Let’s conserve Turkey’s EU Customs Union modernization deal
Turkey and the European Union are at a critical turning point in their decades-long relationship. The key question now is: Will they give each other one more chance to improve their strategically vital ties, despite deep-seated differences, or continue on the path to divorce after many decades of progressive integration? Updating the Customs Union could play a significant role in sustaining current links and keeping options open for future integration, despite the obstacles we face today.
After listening to German diplomats, think tankers and parliamentarians in Berlin last week I am now convinced that both Turkey’s accession to the EU (even in the distant future) and the overdue modernization of the Customs Union (signed back in 1996) are unlikely to happen unless drastic changes take place. Calls to end Turkey’s EU membership process are mounting on both sides.
Independent of Turkey’s much-debated membership credentials, the EU’s “driving duo,” France and Germany, do not want Turkey to join. It is an open secret that hardly anything happens in the EU without the agreement of these two founding members, and even in the “good old days,” when there were fewer justifications for excluding Turkey, they did not want it.
French President Emmanuel Macron told Turkish President Recep Tayyip Erdoğan in January 2018 that it is now “time to end the hypocrisy of pretending there is any prospect of an advance in Turkey’s membership talks with the EU.” In Germany, future coalition partners Angela Merkel and Martin Schulz have become increasingly critical of both Erdoğan’s person and his politics. Both Merkel and Schulz have bitterly objected to “Turkey’s blatant interference in Germany’s domestic affairs” and therefore called for a halting of Turkey’s EU integration.
Trade matters to both sides
Trade cannot be left only in the hands of politicians. There should be stronger voice from the business community to shape the trade agenda. This is seriously lacking. The EU is currently Turkey’s largest trading partner – accounting for 41 percent of its overall trade, as well as two-thirds of its foreign direct investment.
The annual bilateral value of the trade in goods between Turkey and the EU now stands at 140 billion euros. Turkey receives almost 5 percent of exports from the EU, ranking it as the fourth-largest importer from the EU — just after the U.S., China, and Switzerland but ahead of larger economies like Japan, South Korea and India.

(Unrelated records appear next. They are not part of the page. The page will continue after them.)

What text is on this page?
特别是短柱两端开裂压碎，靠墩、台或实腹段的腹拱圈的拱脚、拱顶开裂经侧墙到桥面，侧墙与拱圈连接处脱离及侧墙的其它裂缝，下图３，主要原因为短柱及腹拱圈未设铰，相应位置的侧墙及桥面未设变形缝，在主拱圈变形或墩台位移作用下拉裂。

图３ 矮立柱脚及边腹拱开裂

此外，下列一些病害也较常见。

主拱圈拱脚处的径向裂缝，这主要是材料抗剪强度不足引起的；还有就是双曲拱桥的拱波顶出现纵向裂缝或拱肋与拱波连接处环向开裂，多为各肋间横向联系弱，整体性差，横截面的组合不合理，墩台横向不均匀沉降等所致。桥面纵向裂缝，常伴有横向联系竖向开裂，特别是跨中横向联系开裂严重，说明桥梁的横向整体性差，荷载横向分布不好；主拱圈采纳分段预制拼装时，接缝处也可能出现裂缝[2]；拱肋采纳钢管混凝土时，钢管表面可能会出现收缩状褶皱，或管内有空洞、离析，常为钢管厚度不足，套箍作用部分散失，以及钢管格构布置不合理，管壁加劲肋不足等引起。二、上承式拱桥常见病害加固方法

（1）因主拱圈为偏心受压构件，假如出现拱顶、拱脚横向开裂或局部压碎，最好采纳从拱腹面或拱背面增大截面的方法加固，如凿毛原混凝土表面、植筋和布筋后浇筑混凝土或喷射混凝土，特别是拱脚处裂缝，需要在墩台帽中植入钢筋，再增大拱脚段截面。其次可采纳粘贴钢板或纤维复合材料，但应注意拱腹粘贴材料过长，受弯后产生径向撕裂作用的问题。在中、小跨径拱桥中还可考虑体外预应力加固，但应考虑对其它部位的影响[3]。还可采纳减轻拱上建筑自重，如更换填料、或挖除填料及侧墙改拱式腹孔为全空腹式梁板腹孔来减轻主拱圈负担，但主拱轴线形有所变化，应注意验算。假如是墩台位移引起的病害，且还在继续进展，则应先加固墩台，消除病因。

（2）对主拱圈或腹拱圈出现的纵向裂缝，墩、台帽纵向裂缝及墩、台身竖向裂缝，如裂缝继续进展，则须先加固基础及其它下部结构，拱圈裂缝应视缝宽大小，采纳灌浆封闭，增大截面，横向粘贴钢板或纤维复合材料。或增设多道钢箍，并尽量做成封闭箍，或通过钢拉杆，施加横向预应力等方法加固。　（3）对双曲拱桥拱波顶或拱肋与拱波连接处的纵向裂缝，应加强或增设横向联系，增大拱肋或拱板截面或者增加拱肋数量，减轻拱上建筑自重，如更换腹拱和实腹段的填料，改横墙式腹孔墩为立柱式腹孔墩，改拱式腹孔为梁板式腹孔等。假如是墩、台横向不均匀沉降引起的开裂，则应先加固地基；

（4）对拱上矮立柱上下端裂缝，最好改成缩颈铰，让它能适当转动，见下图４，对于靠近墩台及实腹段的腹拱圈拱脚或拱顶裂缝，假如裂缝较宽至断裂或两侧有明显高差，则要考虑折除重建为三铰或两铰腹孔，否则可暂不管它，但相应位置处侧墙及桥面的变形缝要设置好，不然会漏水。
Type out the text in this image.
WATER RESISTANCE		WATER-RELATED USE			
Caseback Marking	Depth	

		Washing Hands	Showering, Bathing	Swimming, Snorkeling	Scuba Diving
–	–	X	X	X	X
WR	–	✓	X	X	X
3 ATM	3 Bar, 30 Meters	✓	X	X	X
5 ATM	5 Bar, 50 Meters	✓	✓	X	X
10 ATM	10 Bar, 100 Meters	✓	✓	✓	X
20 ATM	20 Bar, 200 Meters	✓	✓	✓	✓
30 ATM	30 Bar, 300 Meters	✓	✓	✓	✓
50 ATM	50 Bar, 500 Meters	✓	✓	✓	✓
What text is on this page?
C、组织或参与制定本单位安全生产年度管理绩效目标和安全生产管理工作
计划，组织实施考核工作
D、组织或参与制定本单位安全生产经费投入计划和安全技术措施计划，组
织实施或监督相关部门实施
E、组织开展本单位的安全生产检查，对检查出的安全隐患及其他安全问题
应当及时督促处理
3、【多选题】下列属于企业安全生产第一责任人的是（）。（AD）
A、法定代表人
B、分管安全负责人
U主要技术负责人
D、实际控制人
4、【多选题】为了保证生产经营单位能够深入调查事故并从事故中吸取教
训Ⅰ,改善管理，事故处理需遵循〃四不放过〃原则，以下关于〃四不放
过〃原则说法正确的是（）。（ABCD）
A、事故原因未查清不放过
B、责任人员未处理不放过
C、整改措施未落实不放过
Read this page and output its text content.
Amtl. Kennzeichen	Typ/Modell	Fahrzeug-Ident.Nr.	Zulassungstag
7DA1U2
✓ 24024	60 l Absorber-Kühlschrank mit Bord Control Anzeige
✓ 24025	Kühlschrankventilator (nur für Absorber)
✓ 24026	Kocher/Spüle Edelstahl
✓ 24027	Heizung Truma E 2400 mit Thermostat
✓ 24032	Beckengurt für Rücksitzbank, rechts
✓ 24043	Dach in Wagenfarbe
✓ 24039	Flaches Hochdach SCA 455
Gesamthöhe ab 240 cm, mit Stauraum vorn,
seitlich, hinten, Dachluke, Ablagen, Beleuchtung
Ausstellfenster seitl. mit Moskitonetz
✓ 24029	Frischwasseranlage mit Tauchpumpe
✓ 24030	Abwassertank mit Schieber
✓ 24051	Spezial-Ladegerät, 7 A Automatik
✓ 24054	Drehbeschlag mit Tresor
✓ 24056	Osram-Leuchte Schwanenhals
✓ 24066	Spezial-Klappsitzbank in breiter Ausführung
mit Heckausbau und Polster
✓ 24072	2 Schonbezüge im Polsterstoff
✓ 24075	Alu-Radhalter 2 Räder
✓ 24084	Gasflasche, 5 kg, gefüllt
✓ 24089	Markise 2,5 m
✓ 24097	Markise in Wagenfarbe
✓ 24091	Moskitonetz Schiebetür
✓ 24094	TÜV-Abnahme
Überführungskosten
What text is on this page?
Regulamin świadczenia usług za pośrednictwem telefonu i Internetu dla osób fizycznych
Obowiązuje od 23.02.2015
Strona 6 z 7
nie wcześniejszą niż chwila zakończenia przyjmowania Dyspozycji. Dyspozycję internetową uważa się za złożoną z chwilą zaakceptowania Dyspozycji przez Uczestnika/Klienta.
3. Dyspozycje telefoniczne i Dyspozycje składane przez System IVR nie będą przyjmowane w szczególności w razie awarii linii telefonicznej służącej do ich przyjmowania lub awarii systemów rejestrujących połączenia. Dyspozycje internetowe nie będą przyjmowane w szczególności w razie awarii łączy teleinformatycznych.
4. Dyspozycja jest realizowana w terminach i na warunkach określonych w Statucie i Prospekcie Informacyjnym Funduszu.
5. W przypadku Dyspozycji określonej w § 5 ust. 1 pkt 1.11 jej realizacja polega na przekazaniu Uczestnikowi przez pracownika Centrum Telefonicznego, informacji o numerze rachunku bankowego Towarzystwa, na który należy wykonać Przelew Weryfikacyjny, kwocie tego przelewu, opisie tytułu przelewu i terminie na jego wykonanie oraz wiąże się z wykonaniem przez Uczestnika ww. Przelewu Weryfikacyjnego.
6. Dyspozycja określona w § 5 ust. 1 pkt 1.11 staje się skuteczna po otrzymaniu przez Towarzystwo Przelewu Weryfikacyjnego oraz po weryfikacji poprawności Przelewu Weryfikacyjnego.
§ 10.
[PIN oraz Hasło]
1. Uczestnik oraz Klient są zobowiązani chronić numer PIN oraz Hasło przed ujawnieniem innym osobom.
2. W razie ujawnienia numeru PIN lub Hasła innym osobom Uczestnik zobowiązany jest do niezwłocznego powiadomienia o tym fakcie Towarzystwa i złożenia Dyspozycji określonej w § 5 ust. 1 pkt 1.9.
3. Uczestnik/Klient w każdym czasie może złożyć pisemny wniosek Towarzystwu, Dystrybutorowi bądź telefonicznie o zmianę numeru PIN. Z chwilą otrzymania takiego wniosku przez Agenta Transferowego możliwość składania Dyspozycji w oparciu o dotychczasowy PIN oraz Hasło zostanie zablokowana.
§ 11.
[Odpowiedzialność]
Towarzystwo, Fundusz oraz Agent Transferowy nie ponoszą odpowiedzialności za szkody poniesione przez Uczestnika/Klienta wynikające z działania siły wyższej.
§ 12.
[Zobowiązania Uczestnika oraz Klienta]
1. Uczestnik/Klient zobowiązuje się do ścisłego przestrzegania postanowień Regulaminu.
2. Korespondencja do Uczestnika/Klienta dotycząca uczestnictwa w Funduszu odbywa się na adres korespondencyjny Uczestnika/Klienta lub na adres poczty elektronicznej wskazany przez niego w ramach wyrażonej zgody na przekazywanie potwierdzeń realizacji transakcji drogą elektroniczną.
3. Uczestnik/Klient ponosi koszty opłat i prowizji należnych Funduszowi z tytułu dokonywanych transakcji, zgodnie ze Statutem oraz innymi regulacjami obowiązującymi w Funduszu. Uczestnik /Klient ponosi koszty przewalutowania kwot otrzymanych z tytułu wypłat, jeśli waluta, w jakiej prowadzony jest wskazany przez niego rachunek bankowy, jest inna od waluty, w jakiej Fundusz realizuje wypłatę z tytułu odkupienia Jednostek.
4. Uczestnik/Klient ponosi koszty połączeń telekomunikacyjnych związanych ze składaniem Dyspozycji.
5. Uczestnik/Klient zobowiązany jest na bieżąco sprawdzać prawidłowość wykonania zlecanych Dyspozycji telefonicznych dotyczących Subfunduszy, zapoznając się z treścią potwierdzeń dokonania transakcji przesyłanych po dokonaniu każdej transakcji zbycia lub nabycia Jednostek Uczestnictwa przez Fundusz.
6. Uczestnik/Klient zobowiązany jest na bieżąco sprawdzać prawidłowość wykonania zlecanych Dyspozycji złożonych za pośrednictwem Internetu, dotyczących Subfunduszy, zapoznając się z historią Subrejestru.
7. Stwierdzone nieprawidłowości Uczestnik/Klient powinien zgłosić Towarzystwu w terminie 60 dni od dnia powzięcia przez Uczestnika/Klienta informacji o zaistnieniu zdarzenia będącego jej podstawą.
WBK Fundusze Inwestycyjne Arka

Turkey has benefited from the Customs Union despite the fact that it contains no tariff-free trade deal on all goods. Services and public procurement excluded, agriculture covered on the basis of preferential concessions, customs checks continued on the border, and free trade agreements (FTAs) signed by the EU were not extended to Turkey.
The Turkey-EU trade relationship has been outpaced by the more ambitious trade policy of the enlarged EU and more comprehensive free trade agreements with key economic partners.
A unique trade deal
Turkey accepted this “straitjacket,” believing that it represented the final phase of relations between the then European Community and Turkey under the 1963 Ankara Association Agreement, which would ultimately lead to full membership. With no influence in decisions on free trade agreements with the rest of the world and no membership prospects, the Customs Union has effectively reduced Turkey to a semi-colonial status, as some politicians argue.
In fact, it was the proposed Transatlantic Trade and Investment Partnership (TTIP) between the EU and the U.S. that moved Turkey to request a modernization of the Customs Union in order to avoid a situation where American goods entered Turkey tariff-free and Turkish goods continued to face American tariffs. Because of U.S. President Donald Trump’s sidelining of the TTIP, this is no longer the case and there is no real urgency to press for the modernization purely in trade terms.
However, there are still other important considerations to bear in mind such as looming trade wars, shifting alliances, a new global “Great Game” in the making, huge geopolitical instabilities and vulnerabilities in the region where Turkey is located.